How to Make Pumpkin Smoothies and Other Treats 

Instead of taking chances on pumpkin spice drinks from McDonalds or Starbucks, make your own at home where you have control over the ingredients.  The same goes for pumpkin pies made from scratch at home. It takes a little longer to prepare, but you have control over the amount of sugar and salt that goes in the recipe.

 Combine pumpkin puree or canned pumpkin with yogurt, coca powder, cinnamon and flaxseeds in the blender for a delicious smoothie.

 Add fresh or canned pumpkin, cinnamon or pumpkin pie spice to steel-cut oatmeal for a heart fall or winter breakfast.

Try this low-fat smoothie with banana, vanilla yogurt, and pumpkin pie spice  or add brewed, chilled coffee to make a coffee smoothie

Making your own pumpkin spice coffee is easy.

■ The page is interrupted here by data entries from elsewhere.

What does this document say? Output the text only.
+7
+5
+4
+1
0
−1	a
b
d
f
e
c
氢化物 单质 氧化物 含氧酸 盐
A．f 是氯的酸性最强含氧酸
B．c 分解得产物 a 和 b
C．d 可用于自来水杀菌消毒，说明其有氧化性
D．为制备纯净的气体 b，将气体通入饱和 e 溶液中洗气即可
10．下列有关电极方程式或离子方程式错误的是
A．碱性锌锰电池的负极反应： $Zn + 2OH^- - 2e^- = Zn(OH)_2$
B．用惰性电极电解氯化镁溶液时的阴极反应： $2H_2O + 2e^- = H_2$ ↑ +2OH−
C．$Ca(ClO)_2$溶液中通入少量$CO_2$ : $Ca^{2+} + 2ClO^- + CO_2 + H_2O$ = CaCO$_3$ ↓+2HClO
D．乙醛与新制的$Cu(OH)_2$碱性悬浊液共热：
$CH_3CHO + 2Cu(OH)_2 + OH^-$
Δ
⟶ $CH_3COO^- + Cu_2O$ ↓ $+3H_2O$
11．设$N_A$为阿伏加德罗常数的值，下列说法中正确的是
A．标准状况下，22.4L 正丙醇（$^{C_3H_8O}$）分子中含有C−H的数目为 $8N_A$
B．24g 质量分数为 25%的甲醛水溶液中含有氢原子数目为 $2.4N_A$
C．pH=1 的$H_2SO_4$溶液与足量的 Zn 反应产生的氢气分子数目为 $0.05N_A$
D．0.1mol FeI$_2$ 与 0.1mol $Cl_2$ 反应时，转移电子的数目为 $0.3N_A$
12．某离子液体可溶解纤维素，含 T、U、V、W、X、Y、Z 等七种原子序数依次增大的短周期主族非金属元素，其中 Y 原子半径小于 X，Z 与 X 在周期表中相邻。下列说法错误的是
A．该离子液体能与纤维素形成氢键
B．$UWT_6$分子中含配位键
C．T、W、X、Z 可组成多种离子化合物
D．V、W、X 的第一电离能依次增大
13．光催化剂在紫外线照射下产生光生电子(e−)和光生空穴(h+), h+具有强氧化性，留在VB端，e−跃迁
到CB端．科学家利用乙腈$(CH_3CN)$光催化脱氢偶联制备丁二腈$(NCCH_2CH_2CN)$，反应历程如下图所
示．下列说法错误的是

Mix freshly ground coffee and pumpkin pie spice. Brew as usual in a drip coffeemaker

For lunch or a side dish at dinner, add pureed pumpkin to tortilla soup or vegetable soup.

And finally, make your own pumpkin spice latte by mixing brewed coffee, pumpkin puree and vanilla almond milk in a saucepan with pumpkin pie spice and stevia. See the details here


Add pumpkin to your list of fresh fruits and vegetables on your master grocery list. The more you have to choose from, the more satisfied you’ll be with your healthy diet, especially if you’re a new convert.